Mi abuela me cuida, cocina y aconseja como si fuera mi madre, mi gran madre. Ella no comprende del todo la homosexualidad, mucho menos a la loca política que desea la revolución, porque la educación campesina del ayer no contemplaba esas materias tan postmodernas. Ella no concibe pero me acepta pese a todo. Conoce a mis amigos y disfruta de mis locuras. Ella es parte de mis proyectos y locas utopías. Mi abuela Luzmira se fotografió con mi San Sebastián de yeso para la lente siempre cómplice de Paz Errázuriz, robándose la película en el documental “El Che de los Gays” de Arturo Álvarez y Pamela Sierra, filmado hace más de 10 años. Todo el mundo la aplaude y la quiere cuando escucha sus lúcidas reflexiones, tan austeras, tan propias, tan afectiva. En diferentes países de Europa y América Latina su dulce voz es celebrada, particularmente cuando define a los gays como “a los niños que no le gustan las niñas”. Ella, a sus 86 años, es una niña más que demanda cariño, amor, gozando de los besos y las andanzas de sus nietos, sus bisnietos, su familia, su extraña familia.

Mi abuela aparece en todos mis proyectos políticoculturales, mis libros están dedicados a ella. El Diario del Che Gay en Chile la incorpora mediante imágenes, siendo joven y no tanto. Yo siempre estoy con ella, en fotos y en la vida misma. Ella conoce a mis queridos amigos, amigas, a los austeros e incluso a los más atrevidos. Mi abuela escuchaba mi programa homosexual “Triángulo Abierto” en la feminista Radio Tierra y los programas radiales de Pedro Lemebel. Sufrió mucho la amarga partida del amigo escritor y prendió una vela en su justo homenaje. Ella me aconsejó que no escuchara a las locas cizañeras y envidiosas que me acusaban de “pelear mucho” con Pedro Lemebel.

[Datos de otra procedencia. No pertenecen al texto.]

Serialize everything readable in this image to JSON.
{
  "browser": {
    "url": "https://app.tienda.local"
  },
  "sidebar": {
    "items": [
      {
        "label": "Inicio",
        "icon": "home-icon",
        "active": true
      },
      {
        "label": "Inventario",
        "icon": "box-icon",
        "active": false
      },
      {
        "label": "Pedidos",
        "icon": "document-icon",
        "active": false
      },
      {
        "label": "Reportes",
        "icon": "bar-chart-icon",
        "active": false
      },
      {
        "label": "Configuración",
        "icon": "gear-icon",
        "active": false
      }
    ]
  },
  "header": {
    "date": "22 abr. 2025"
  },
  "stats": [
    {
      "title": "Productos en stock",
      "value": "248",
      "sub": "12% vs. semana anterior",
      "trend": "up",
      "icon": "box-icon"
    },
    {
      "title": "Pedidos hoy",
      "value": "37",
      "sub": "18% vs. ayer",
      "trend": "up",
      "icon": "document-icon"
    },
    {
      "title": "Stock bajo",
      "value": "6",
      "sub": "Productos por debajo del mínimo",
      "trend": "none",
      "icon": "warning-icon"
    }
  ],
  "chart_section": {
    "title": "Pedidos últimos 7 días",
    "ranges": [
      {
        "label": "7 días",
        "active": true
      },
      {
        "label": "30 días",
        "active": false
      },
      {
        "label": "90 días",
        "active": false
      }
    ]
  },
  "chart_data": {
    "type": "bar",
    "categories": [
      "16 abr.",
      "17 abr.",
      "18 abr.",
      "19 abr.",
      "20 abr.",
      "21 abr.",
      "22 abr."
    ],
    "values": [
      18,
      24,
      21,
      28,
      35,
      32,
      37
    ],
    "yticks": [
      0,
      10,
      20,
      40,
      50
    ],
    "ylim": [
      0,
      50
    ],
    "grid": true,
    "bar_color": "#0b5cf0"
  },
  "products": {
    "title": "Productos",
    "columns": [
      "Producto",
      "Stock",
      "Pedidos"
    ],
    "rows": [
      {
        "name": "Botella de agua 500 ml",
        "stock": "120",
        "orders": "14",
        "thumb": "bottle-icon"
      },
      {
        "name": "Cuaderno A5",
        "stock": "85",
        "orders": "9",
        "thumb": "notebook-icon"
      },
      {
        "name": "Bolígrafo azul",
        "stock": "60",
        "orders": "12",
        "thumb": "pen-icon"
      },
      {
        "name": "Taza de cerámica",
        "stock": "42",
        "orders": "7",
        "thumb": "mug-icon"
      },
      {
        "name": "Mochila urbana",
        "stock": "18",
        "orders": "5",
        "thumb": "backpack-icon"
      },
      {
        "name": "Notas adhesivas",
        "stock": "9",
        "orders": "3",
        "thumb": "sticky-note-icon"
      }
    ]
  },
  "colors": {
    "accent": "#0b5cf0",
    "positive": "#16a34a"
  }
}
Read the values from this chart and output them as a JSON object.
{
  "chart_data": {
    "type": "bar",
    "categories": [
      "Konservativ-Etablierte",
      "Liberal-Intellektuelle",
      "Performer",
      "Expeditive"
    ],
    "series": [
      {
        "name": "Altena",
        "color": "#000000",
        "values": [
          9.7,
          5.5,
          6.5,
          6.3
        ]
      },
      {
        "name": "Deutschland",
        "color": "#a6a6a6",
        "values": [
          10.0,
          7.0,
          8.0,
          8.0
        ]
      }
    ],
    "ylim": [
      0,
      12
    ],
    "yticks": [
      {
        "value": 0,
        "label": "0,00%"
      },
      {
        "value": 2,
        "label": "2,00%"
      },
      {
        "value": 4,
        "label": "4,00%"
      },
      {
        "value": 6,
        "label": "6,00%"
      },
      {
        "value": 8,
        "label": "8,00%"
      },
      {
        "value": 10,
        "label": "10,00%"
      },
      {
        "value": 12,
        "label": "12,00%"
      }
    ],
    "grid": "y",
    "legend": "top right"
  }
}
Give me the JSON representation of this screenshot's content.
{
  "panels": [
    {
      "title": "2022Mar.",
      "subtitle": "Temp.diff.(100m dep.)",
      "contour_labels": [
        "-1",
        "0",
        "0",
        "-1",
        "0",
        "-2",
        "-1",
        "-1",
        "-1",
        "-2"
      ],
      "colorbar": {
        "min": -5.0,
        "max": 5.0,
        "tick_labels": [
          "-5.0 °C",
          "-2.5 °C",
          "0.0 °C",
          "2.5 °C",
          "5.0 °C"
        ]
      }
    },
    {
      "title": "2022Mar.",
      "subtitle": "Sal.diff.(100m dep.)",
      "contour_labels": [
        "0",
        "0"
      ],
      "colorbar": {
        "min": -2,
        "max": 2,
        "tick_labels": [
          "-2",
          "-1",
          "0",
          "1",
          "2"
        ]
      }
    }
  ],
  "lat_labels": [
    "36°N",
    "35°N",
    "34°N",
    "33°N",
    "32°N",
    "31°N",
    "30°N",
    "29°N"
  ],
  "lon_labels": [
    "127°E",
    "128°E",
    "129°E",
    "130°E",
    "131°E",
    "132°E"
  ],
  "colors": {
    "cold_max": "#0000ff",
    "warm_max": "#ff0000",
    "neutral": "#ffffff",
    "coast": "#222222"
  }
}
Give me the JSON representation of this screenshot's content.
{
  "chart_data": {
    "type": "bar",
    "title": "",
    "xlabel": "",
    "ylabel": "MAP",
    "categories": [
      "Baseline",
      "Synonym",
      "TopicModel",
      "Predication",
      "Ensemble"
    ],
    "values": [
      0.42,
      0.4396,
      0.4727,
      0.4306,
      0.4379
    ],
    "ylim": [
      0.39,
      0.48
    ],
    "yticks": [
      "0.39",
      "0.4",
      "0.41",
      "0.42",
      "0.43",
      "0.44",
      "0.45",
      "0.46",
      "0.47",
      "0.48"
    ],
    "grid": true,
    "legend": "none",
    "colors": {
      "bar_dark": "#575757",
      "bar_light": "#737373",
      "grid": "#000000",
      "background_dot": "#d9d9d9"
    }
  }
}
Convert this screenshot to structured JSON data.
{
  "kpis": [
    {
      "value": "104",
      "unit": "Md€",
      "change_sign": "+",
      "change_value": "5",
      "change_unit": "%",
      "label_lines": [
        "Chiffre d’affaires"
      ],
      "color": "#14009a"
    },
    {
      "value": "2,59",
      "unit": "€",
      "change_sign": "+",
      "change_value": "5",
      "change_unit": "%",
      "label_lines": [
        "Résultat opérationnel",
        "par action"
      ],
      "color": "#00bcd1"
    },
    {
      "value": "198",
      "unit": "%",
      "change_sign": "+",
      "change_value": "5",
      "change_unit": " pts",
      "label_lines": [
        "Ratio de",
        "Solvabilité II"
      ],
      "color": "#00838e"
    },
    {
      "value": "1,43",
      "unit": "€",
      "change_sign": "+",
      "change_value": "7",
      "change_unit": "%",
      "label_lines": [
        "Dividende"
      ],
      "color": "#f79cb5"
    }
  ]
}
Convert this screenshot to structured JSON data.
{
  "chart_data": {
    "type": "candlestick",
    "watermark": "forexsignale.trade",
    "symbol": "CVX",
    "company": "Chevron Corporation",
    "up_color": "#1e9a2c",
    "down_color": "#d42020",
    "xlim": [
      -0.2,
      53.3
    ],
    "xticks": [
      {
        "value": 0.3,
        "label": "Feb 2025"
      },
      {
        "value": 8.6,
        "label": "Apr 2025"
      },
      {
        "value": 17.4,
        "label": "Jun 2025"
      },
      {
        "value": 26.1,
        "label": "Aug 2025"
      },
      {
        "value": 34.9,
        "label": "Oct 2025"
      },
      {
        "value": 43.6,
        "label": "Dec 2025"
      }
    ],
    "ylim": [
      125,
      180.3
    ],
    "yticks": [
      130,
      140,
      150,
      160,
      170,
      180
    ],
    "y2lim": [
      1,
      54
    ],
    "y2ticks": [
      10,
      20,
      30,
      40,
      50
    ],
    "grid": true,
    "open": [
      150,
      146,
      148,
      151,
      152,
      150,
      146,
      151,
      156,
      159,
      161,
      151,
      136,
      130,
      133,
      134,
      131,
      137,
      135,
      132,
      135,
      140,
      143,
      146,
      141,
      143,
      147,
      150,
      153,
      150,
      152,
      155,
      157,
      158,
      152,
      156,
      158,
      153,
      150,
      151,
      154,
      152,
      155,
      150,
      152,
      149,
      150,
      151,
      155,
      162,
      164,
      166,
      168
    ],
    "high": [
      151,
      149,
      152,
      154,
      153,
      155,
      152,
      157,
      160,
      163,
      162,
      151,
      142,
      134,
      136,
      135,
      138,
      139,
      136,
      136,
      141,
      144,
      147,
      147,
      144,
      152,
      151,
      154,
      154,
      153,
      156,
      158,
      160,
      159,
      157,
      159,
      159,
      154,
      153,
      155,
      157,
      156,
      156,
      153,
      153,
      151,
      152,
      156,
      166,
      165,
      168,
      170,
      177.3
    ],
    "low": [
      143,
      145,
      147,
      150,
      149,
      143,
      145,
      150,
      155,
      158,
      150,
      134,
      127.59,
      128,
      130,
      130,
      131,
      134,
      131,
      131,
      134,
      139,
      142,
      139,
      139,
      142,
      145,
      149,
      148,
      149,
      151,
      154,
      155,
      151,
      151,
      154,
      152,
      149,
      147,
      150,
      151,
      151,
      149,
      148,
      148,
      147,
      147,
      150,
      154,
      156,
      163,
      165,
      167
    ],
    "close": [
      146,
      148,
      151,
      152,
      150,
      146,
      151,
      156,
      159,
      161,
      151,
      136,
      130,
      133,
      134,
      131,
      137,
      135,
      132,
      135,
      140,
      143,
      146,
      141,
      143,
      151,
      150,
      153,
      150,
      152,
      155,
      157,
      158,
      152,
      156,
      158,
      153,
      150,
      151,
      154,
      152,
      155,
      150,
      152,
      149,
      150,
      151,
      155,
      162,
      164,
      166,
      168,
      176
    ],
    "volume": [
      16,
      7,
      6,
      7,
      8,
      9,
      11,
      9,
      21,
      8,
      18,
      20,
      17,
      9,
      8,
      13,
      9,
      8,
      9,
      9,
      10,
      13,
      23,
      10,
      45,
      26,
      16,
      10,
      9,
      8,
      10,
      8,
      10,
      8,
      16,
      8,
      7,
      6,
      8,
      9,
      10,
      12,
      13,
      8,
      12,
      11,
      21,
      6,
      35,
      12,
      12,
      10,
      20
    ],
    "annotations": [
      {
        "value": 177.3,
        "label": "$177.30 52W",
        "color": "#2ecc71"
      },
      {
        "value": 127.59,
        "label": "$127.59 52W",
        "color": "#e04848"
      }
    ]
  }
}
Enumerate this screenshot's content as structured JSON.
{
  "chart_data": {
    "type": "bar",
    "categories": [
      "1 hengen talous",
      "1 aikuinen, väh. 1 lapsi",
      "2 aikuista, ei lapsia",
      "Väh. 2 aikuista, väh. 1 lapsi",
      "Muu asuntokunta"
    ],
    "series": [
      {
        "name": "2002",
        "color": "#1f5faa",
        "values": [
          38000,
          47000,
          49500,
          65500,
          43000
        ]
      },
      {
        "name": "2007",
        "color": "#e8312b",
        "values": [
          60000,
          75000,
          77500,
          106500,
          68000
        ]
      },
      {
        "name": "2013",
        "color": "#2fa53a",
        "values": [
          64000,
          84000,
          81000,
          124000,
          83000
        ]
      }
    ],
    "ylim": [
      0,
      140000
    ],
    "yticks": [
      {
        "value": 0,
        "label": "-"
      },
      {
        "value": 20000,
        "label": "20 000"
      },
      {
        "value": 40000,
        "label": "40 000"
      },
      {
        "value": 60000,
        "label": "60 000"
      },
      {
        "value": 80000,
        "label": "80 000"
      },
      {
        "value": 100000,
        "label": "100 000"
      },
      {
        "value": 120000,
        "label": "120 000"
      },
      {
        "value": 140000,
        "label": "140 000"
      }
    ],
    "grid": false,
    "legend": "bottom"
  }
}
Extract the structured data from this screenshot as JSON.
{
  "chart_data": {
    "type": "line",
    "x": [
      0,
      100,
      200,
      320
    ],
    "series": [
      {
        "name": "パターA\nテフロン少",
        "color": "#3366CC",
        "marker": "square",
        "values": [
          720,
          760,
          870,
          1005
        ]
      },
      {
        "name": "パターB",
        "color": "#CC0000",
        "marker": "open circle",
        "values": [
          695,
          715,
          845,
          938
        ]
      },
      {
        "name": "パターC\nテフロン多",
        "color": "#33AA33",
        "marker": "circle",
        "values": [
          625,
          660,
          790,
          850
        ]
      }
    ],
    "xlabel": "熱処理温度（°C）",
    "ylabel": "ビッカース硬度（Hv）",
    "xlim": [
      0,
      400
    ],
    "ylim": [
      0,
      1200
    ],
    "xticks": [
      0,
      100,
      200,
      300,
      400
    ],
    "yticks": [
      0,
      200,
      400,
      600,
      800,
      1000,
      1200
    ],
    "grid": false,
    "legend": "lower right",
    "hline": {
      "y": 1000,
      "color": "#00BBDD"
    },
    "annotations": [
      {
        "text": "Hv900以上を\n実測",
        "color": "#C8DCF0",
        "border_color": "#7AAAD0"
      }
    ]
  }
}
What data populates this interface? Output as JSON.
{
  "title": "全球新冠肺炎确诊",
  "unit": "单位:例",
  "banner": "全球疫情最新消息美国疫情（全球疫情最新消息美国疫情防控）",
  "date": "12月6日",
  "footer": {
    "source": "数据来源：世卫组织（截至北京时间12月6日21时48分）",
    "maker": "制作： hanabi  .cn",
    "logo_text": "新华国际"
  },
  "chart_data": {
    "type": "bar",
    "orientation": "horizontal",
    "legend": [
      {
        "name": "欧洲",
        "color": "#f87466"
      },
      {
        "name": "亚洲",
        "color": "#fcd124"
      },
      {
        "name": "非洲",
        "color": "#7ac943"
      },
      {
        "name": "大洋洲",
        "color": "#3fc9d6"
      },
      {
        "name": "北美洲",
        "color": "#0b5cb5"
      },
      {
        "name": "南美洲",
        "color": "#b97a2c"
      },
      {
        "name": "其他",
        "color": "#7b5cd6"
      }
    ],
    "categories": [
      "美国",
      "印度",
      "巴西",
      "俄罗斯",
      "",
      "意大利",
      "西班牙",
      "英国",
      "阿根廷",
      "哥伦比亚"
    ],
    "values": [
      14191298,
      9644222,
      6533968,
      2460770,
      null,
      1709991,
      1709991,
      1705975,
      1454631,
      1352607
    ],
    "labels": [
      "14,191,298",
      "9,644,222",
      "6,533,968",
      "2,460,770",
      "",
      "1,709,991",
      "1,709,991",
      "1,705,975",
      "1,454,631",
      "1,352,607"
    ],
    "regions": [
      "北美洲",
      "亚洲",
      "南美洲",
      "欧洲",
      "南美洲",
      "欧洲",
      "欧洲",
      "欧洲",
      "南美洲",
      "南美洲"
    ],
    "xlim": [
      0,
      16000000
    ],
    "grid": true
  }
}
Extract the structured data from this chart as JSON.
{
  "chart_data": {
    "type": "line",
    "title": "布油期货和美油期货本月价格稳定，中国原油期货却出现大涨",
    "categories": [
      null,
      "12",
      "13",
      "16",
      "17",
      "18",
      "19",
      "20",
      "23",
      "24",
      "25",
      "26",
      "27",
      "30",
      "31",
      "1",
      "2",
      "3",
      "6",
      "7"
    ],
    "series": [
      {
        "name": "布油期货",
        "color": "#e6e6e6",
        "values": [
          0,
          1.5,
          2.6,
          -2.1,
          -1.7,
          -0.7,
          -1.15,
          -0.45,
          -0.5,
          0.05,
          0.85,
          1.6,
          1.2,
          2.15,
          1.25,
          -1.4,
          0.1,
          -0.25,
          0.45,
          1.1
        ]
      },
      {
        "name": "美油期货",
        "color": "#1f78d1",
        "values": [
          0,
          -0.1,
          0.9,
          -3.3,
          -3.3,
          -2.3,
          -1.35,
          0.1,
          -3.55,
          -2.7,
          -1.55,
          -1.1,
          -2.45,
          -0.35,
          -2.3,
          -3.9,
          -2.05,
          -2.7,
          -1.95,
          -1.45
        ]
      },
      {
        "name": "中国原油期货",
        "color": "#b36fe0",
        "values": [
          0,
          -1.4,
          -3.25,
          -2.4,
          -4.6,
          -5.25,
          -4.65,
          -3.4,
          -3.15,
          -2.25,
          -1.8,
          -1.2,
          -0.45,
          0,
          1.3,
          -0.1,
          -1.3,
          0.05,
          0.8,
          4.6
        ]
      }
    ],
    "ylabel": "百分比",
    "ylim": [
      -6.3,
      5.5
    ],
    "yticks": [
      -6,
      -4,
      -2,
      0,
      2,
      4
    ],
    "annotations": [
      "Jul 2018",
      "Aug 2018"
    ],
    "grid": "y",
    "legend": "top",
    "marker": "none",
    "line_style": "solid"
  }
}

Me propuso atesorar lo mejor de esa densa e intensa amistad. Recuerdo que la última vez que hablé con Pedro acompañado de mi querido amigo Alejandro Modarelli apareció la abuela en nuestra charla. Ahí, Pedro, sorprendido pero contento con mi visita en la clínica solo atinó a gritar con su metálica e inolvidable voz, pronunciando a todo escandaloso volumen: GUARRRRDIAS. Era su modo de expresar afecto y compañerismo entre locas amigas. Y ahí, solos, tomados de la mano, pensando en la vida y en la muerte, Pedro Lemebel me preguntó por mi abuelita Luzmira. Me pidió darle sus cordiales últimos cariños, aconsejándome que no la dejara nunca sola, que la cuidara siempre porque para las locas como nosotras, nuestras madres y nuestras abuelas son, tal vez, lo más cercano, lo más parecido al dulce y eterno amor.